Governments prowl for more revenue

Governments much prefer to acquire their revenue like thieves in the night. And like smart thieves, they take care to leave evidence implicating some other party or class. Inflation is the classic method of underhanded theft, but printing too much money has been known to hurt even the printers. A variation on the invisible tax approach is raising tax rates on the rich. Because most people aren't rich and never will be, they don't care. But one can only shake so much money from a piggy bank, even if it is a big one, and when that source dries up government can move down the line to anyone with a dime in his pocket. Democracies have always wrapped their arms around the poor, but if they start squeezing the game is over. So what can a rapacious government get away with in today's world?

Enter the Value-Added Tax (VAT). Vedran Vuk writes:
VAT works like a backdoor sales tax. Essentially, every time a producer of goods purchases raw materials, he must pay a percentage tax. When the producer sells his goods to a wholesaler, the wholesaler pays another percentage.

It sounds bad already, but here’s the worst part. Each company down the supply chain gets a tax discount based on the next company’s tax payment. Through this method, every firm in the chain has an incentive to make sure that the next one pays the full amount. If they don’t, then your company is left holding the bag.

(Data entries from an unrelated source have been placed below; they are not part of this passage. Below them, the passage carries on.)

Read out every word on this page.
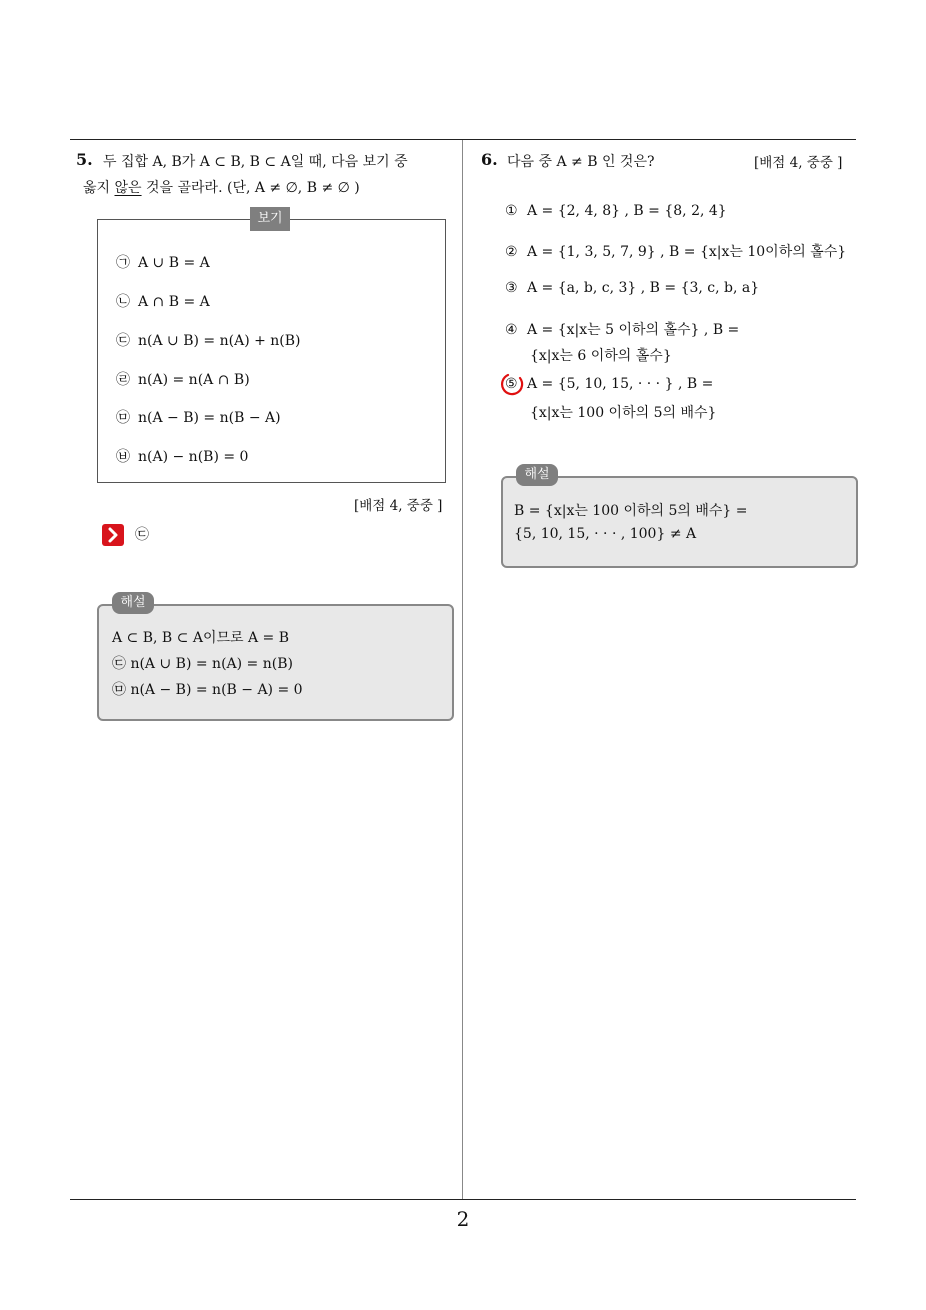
5. 두 집합 A, B가 A ⊂ B, B ⊂ A일 때, 다음 보기 중
옳지 않은 것을 골라라. (단, A ≠ ∅, B ≠ ∅ )
보기
㉠ A ∪ B = A
㉡ A ∩ B = A
㉢ n(A ∪ B) = n(A) + n(B)
㉣ n(A) = n(A ∩ B)
㉤ n(A − B) = n(B − A)
㉥ n(A) − n(B) = 0
[배점 4, 중중 ]
㉢
해설
A ⊂ B, B ⊂ A이므로 A = B
㉢ n(A ∪ B) = n(A) = n(B)
㉤ n(A − B) = n(B − A) = 0
6. 다음 중 A ≠ B 인 것은?	[배점 4, 중중 ]
① A = {2, 4, 8} , B = {8, 2, 4}
② A = {1, 3, 5, 7, 9} , B = {x|x는 10이하의 홀수}
③ A = {a, b, c, 3} , B = {3, c, b, a}
④ A = {x|x는 5 이하의 홀수} , B =
{x|x는 6 이하의 홀수}
⑤ A = {5, 10, 15, · · · } , B =
{x|x는 100 이하의 5의 배수}
해설
B = {x|x는 100 이하의 5의 배수} =
{5, 10, 15, · · · , 100} ≠ A
2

In other words, the VAT makes every businessman an agent of the IRS. In the end, the higher cost of goods is passed down to consumers. However, unlike sales taxes, consumers will never see the bill directly on their receipts. This makes VAT far more politically efficient and insidious.
Libertarians are quick to point out that government doesn't work, but clearly it does -- for the government. The twentieth century in the U.S. saw the advent of central banking and the withholding tax, two Machiavellian methods of taking Joe's money without getting Joe to rebel. Will he put up with the VAT too?